Jahreslosung 2022: Jesus Christus spricht: Wer zu mir kommt, den werde ich nicht abweisen. Johannes 6,37

War so ein Satz, solch eine Einladung wirklich nötig? Vorausgesetzt, man hat das ganze Kapitel Johannes 6 gelesen, sollte man doch eigentlich meinen, nein. Denn die Beteiligten sind ja umgeben, geradezu eingehüllt, im wahrsten Sinn des Wortes, satt an Taten, Wundern und Zeichen von Jesus.

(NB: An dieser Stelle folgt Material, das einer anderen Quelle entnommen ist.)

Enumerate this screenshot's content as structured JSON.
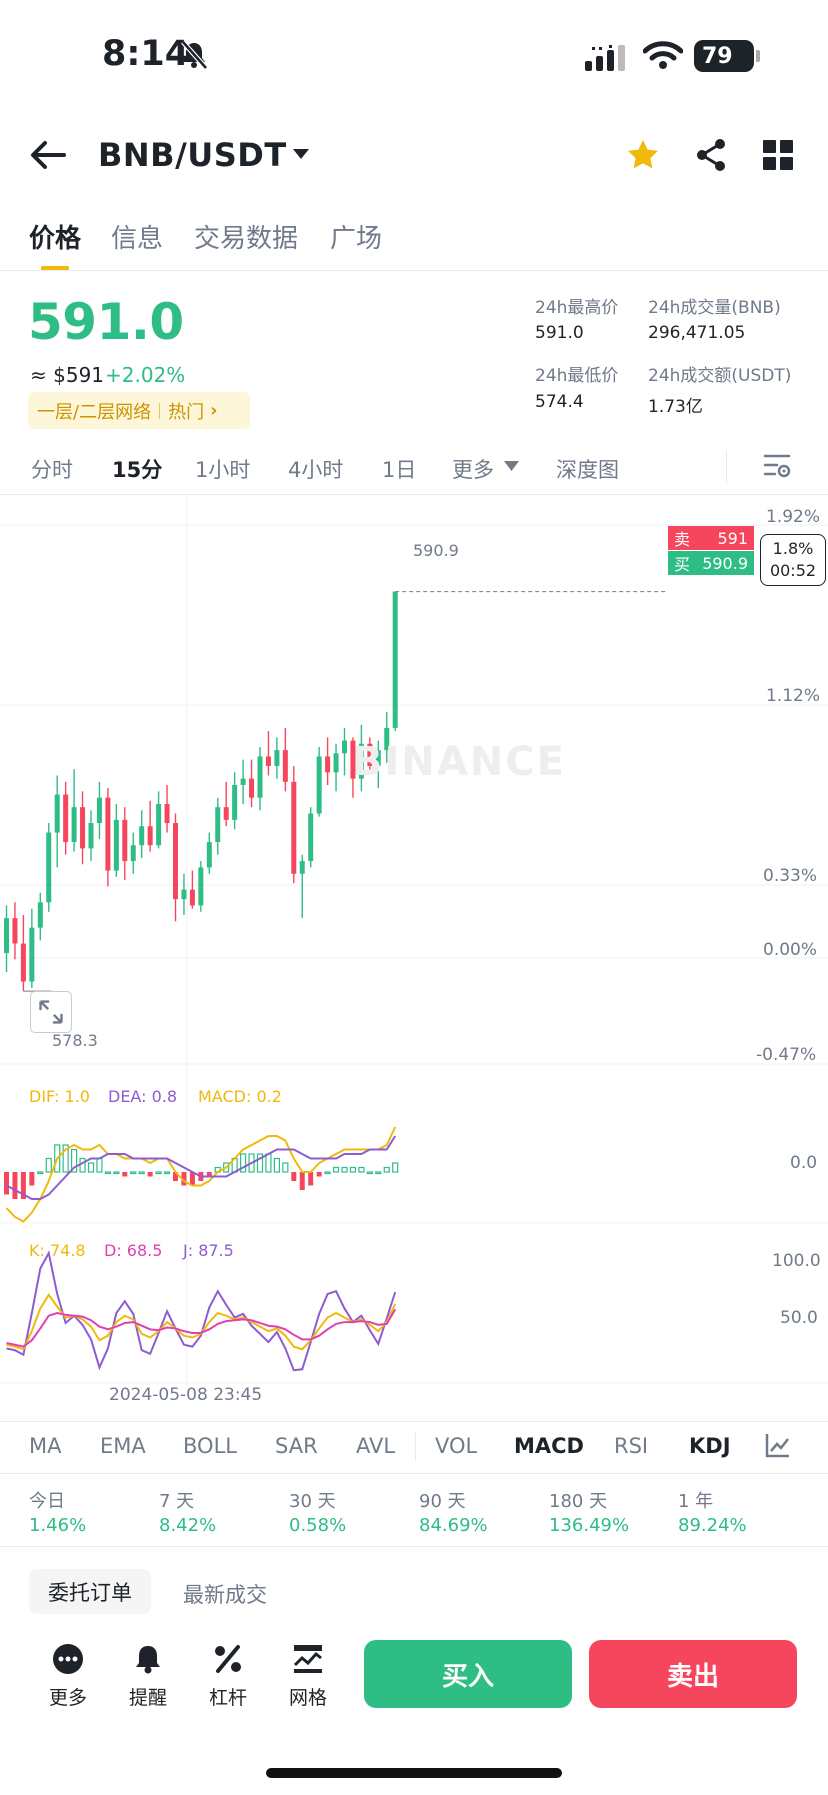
{
  "status_bar": {
    "time": "8:14",
    "battery": "79"
  },
  "header": {
    "pair": "BNB/USDT"
  },
  "tabs": [
    {
      "label": "价格",
      "active": true
    },
    {
      "label": "信息"
    },
    {
      "label": "交易数据"
    },
    {
      "label": "广场"
    }
  ],
  "price_block": {
    "last_price": "591.0",
    "usd_price": "≈ $591",
    "change": "+2.02%",
    "network_tag": "一层/二层网络",
    "hot_tag": "热门",
    "stats": {
      "high_label": "24h最高价",
      "high_value": "591.0",
      "volume_bnb_label": "24h成交量(BNB)",
      "volume_bnb_value": "296,471.05",
      "low_label": "24h最低价",
      "low_value": "574.4",
      "volume_usdt_label": "24h成交额(USDT)",
      "volume_usdt_value": "1.73亿"
    }
  },
  "timeframes": [
    {
      "label": "分时"
    },
    {
      "label": "15分",
      "active": true
    },
    {
      "label": "1小时"
    },
    {
      "label": "4小时"
    },
    {
      "label": "1日"
    },
    {
      "label": "更多"
    },
    {
      "label": "深度图"
    }
  ],
  "chart": {
    "watermark": "BINANCE",
    "sell_label": "卖",
    "sell_price": "591",
    "buy_label": "买",
    "buy_price": "590.9",
    "last_line_price": "590.9",
    "countdown_pct": "1.8%",
    "countdown_time": "00:52",
    "low_marker": "578.3",
    "date_label": "2024-05-08 23:45",
    "right_axis": [
      "1.92%",
      "1.12%",
      "0.33%",
      "0.00%",
      "-0.47%"
    ],
    "macd": {
      "dif": "DIF: 1.0",
      "dea": "DEA: 0.8",
      "macd": "MACD: 0.2",
      "axis_zero": "0.0"
    },
    "kdj": {
      "k": "K: 74.8",
      "d": "D: 68.5",
      "j": "J: 87.5",
      "axis_100": "100.0",
      "axis_50": "50.0"
    },
    "colors": {
      "up": "#2ebd85",
      "down": "#f6465d",
      "dif": "#f0b90b",
      "dea": "#8e5cd1",
      "kline_k": "#f0b90b",
      "kline_d": "#e040b4",
      "kline_j": "#8e5cd1"
    }
  },
  "chart_data": {
    "type": "candlestick",
    "interval": "15分",
    "candles": [
      [
        579.5,
        581.0,
        578.9,
        580.6
      ],
      [
        580.6,
        581.1,
        579.3,
        579.8
      ],
      [
        579.8,
        580.7,
        578.3,
        578.6
      ],
      [
        578.6,
        580.9,
        578.4,
        580.3
      ],
      [
        580.3,
        581.4,
        579.9,
        581.1
      ],
      [
        581.1,
        583.6,
        580.8,
        583.3
      ],
      [
        583.3,
        585.1,
        582.2,
        584.5
      ],
      [
        584.5,
        584.9,
        582.6,
        583.0
      ],
      [
        583.0,
        585.3,
        582.7,
        584.1
      ],
      [
        584.1,
        584.6,
        582.3,
        582.8
      ],
      [
        582.8,
        584.0,
        582.4,
        583.6
      ],
      [
        583.6,
        584.9,
        583.1,
        584.4
      ],
      [
        584.4,
        584.7,
        581.6,
        582.1
      ],
      [
        582.1,
        584.2,
        581.9,
        583.7
      ],
      [
        583.7,
        584.1,
        581.8,
        582.4
      ],
      [
        582.4,
        583.3,
        582.0,
        582.9
      ],
      [
        582.9,
        584.0,
        582.5,
        583.5
      ],
      [
        583.5,
        584.3,
        582.7,
        582.9
      ],
      [
        582.9,
        584.6,
        582.8,
        584.2
      ],
      [
        584.2,
        584.8,
        583.3,
        583.6
      ],
      [
        583.6,
        583.9,
        580.5,
        581.2
      ],
      [
        581.2,
        582.0,
        580.7,
        581.5
      ],
      [
        581.5,
        582.1,
        580.9,
        581.0
      ],
      [
        581.0,
        582.4,
        580.8,
        582.2
      ],
      [
        582.2,
        583.3,
        582.0,
        583.0
      ],
      [
        583.0,
        584.4,
        582.6,
        584.1
      ],
      [
        584.1,
        584.9,
        583.5,
        583.7
      ],
      [
        583.7,
        585.2,
        583.4,
        584.8
      ],
      [
        584.8,
        585.6,
        584.2,
        585.0
      ],
      [
        585.0,
        585.6,
        584.1,
        584.4
      ],
      [
        584.4,
        586.0,
        584.0,
        585.7
      ],
      [
        585.7,
        586.5,
        585.1,
        585.4
      ],
      [
        585.4,
        586.3,
        585.0,
        585.9
      ],
      [
        585.9,
        586.6,
        584.6,
        584.9
      ],
      [
        584.9,
        585.4,
        581.7,
        582.0
      ],
      [
        582.0,
        582.6,
        580.6,
        582.4
      ],
      [
        582.4,
        584.1,
        582.2,
        583.9
      ],
      [
        583.9,
        586.0,
        583.8,
        585.7
      ],
      [
        585.7,
        586.3,
        584.8,
        585.2
      ],
      [
        585.2,
        586.1,
        584.6,
        585.8
      ],
      [
        585.8,
        586.6,
        585.1,
        586.2
      ],
      [
        586.2,
        586.3,
        584.4,
        585.0
      ],
      [
        585.0,
        586.7,
        584.6,
        586.1
      ],
      [
        586.1,
        586.3,
        585.2,
        585.4
      ],
      [
        585.4,
        586.2,
        584.7,
        585.9
      ],
      [
        585.9,
        587.1,
        585.5,
        586.6
      ],
      [
        586.6,
        590.9,
        586.5,
        590.9
      ]
    ],
    "y_axis_pct": [
      "1.92%",
      "1.12%",
      "0.33%",
      "0.00%",
      "-0.47%"
    ],
    "high_marker": "590.9",
    "low_marker": "578.3",
    "macd": {
      "dif": [
        -0.8,
        -1.0,
        -1.1,
        -0.9,
        -0.6,
        -0.2,
        0.3,
        0.5,
        0.6,
        0.5,
        0.5,
        0.6,
        0.4,
        0.4,
        0.3,
        0.3,
        0.3,
        0.2,
        0.3,
        0.3,
        0.0,
        -0.2,
        -0.3,
        -0.3,
        -0.2,
        0.0,
        0.1,
        0.3,
        0.5,
        0.6,
        0.7,
        0.8,
        0.8,
        0.7,
        0.3,
        0.0,
        0.0,
        0.2,
        0.3,
        0.4,
        0.5,
        0.5,
        0.5,
        0.5,
        0.5,
        0.6,
        1.0
      ],
      "dea": [
        -0.3,
        -0.4,
        -0.5,
        -0.6,
        -0.6,
        -0.5,
        -0.3,
        -0.1,
        0.1,
        0.2,
        0.3,
        0.3,
        0.4,
        0.4,
        0.4,
        0.3,
        0.3,
        0.3,
        0.3,
        0.3,
        0.2,
        0.1,
        0.0,
        -0.1,
        -0.1,
        -0.1,
        -0.1,
        0.0,
        0.1,
        0.2,
        0.3,
        0.4,
        0.5,
        0.5,
        0.5,
        0.4,
        0.3,
        0.3,
        0.3,
        0.3,
        0.4,
        0.4,
        0.4,
        0.5,
        0.5,
        0.5,
        0.8
      ],
      "hist": [
        -0.5,
        -0.6,
        -0.6,
        -0.3,
        0.0,
        0.3,
        0.6,
        0.6,
        0.5,
        0.3,
        0.2,
        0.3,
        0.0,
        0.0,
        -0.1,
        0.0,
        0.0,
        -0.1,
        0.0,
        0.0,
        -0.2,
        -0.3,
        -0.3,
        -0.2,
        -0.1,
        0.1,
        0.2,
        0.3,
        0.4,
        0.4,
        0.4,
        0.4,
        0.3,
        0.2,
        -0.2,
        -0.4,
        -0.3,
        -0.1,
        0.0,
        0.1,
        0.1,
        0.1,
        0.1,
        0.0,
        0.0,
        0.1,
        0.2
      ]
    },
    "kdj": {
      "k": [
        30,
        28,
        25,
        45,
        70,
        85,
        72,
        60,
        62,
        58,
        50,
        35,
        40,
        55,
        62,
        58,
        42,
        38,
        45,
        55,
        48,
        40,
        38,
        42,
        55,
        65,
        62,
        58,
        60,
        55,
        50,
        45,
        48,
        40,
        28,
        25,
        35,
        48,
        60,
        65,
        60,
        55,
        58,
        52,
        45,
        55,
        75
      ],
      "d": [
        32,
        30,
        28,
        35,
        48,
        62,
        65,
        63,
        62,
        61,
        57,
        50,
        47,
        50,
        54,
        55,
        51,
        47,
        46,
        49,
        48,
        45,
        43,
        43,
        47,
        53,
        56,
        57,
        58,
        57,
        54,
        51,
        50,
        47,
        41,
        36,
        36,
        40,
        47,
        53,
        55,
        55,
        56,
        55,
        52,
        53,
        69
      ],
      "j": [
        26,
        24,
        19,
        65,
        114,
        131,
        86,
        54,
        62,
        52,
        36,
        5,
        26,
        65,
        78,
        64,
        24,
        20,
        43,
        67,
        48,
        30,
        28,
        40,
        71,
        89,
        74,
        60,
        64,
        51,
        42,
        33,
        44,
        26,
        2,
        3,
        33,
        64,
        86,
        89,
        70,
        55,
        62,
        46,
        31,
        59,
        88
      ]
    }
  },
  "indicators": [
    {
      "label": "MA"
    },
    {
      "label": "EMA"
    },
    {
      "label": "BOLL"
    },
    {
      "label": "SAR"
    },
    {
      "label": "AVL"
    },
    {
      "label": "VOL"
    },
    {
      "label": "MACD",
      "active": true
    },
    {
      "label": "RSI"
    },
    {
      "label": "KDJ",
      "active": true
    }
  ],
  "performance": [
    {
      "label": "今日",
      "value": "1.46%"
    },
    {
      "label": "7 天",
      "value": "8.42%"
    },
    {
      "label": "30 天",
      "value": "0.58%"
    },
    {
      "label": "90 天",
      "value": "84.69%"
    },
    {
      "label": "180 天",
      "value": "136.49%"
    },
    {
      "label": "1 年",
      "value": "89.24%"
    }
  ],
  "order_tabs": {
    "open_orders": "委托订单",
    "latest_trades": "最新成交"
  },
  "bottom_bar": {
    "more": "更多",
    "alert": "提醒",
    "margin": "杠杆",
    "grid": "网格",
    "buy": "买入",
    "sell": "卖出"
  }
}
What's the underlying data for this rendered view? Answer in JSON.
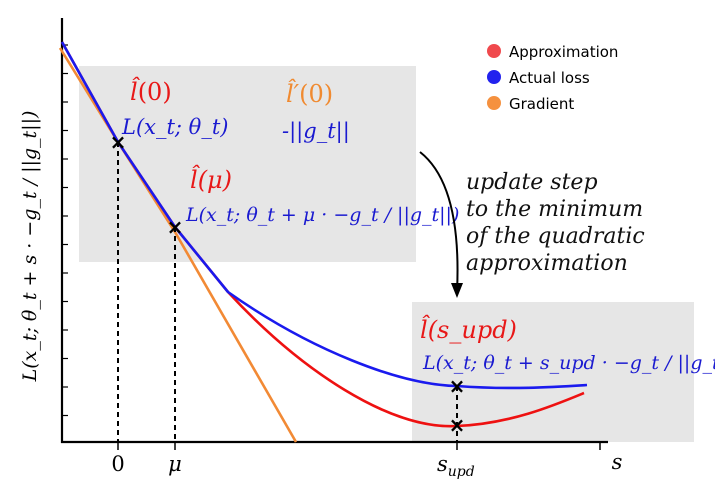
{
  "legend": [
    {
      "label": "Approximation",
      "color": "#f0494d"
    },
    {
      "label": "Actual loss",
      "color": "#2222ee"
    },
    {
      "label": "Gradient",
      "color": "#f5913f"
    }
  ],
  "colors": {
    "approximation": "#ee1111",
    "actual": "#1a1aee",
    "gradient": "#f28a35",
    "box": "#e6e6e6",
    "orange_label": "#f08a30",
    "red_label": "#e81818",
    "blue_label": "#1a1ad0"
  },
  "axes": {
    "ylabel": "L(x_t; θ_t + s · −g_t / ||g_t||)",
    "xlabel": "s",
    "xticks": {
      "zero": "0",
      "mu": "μ",
      "supd_base": "s",
      "supd_sub": "upd"
    }
  },
  "annotations": {
    "l0": {
      "hat": "l̂",
      "arg": "(0)"
    },
    "l0_loss": "L(x_t; θ_t)",
    "lprime0": {
      "hat": "l̂′",
      "arg": "(0)"
    },
    "neg_grad_norm": "-||g_t||",
    "lmu": {
      "hat": "l̂",
      "arg": "(μ)"
    },
    "lmu_loss": "L(x_t; θ_t + μ · −g_t / ||g_t||)",
    "lsupd": {
      "hat": "l̂",
      "arg": "(s_upd)"
    },
    "lsupd_loss": "L(x_t; θ_t + s_upd · −g_t / ||g_t||)",
    "step_text": [
      "update step",
      "to the minimum",
      "of the quadratic",
      "approximation"
    ]
  },
  "markers": [
    "×",
    "×",
    "×",
    "×"
  ]
}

Jesus hat dort Kranke geheilt, 5000 gespeist, ist über das Wasser gegangen, hat motiviert, gecoacht und Hoffnung gestiftet. Allein die heilende Leistungsbilanz Jesu wäre in Pandemie-Zeiten sicher mit der Verleihung des Verdienstordens der Bundesrepublik Deutschland gewürdigt worden. Doch, so wie auch heute ein allgemeines gesellschaftliches Misstrauen jedwedem „Besonderen“ gegenüber zu spüren ist, waren auch damals die Menschen, trotz all der greifbaren Zeichen und Wunder kritisch, gespalten, unsicher, fragend und sogar ideologisch feindlich. Jesus erkennt das und eröffnet mit diesem Jahreslosungsvers eine ganz neue Perspektive. All das Gesetzliche, das Anfassbare, das Praktische, das konkrete Not Lindernde wird nicht nebensächlich, tritt aber in den Hintergrund. Er beweist, belegt oder dokumentiert nichts, nein er bleibt ganz bei Gott seinem Vater und sich selbst. Er lässt den Raum der reinen Erkenntnis- und Wissensorientierung hinter sich und setzt auf einladendes Vertrauen und Glauben, öffnet damit eine Tür zu seinem Himmelreich, letztlich zum ewigen Leben. Dabei lädt er nicht nur ein, sondern gibt quasi eine Werksgarantie ab:
„Wer zu mir kommt, den werde ich nicht abweisen.“

Spätestens an dieser Stelle frage ich mich, als jemand der ein Leben lang auf Erkenntnisgewinn geeicht war, wo ich gestanden hätte? Wäre dieser göttliche Perspektivwechsel von den konkreten Wundertaten zum Glauben für mich überzeugend gewesen? Ehrlich, ich denke nicht.
Einen Gedanken weiter wird mir klar, dass eben diese, meine skeptische Unsicherheit, das Problem trifft. Jesus wollte nichts beweisen. Er lädt ein. Einer Einladung kann ich folgen. Tue ich das nicht, bleibt mir alles hinter der Einladungstür verschlossen. Ohne meine Initiative, meine Aktivität, vielleicht auch nur Neugier dieser Einladung zu folgen, gibt es auch keinen Erfahrungs- und Erkenntnisgewinn, kein Wachstum.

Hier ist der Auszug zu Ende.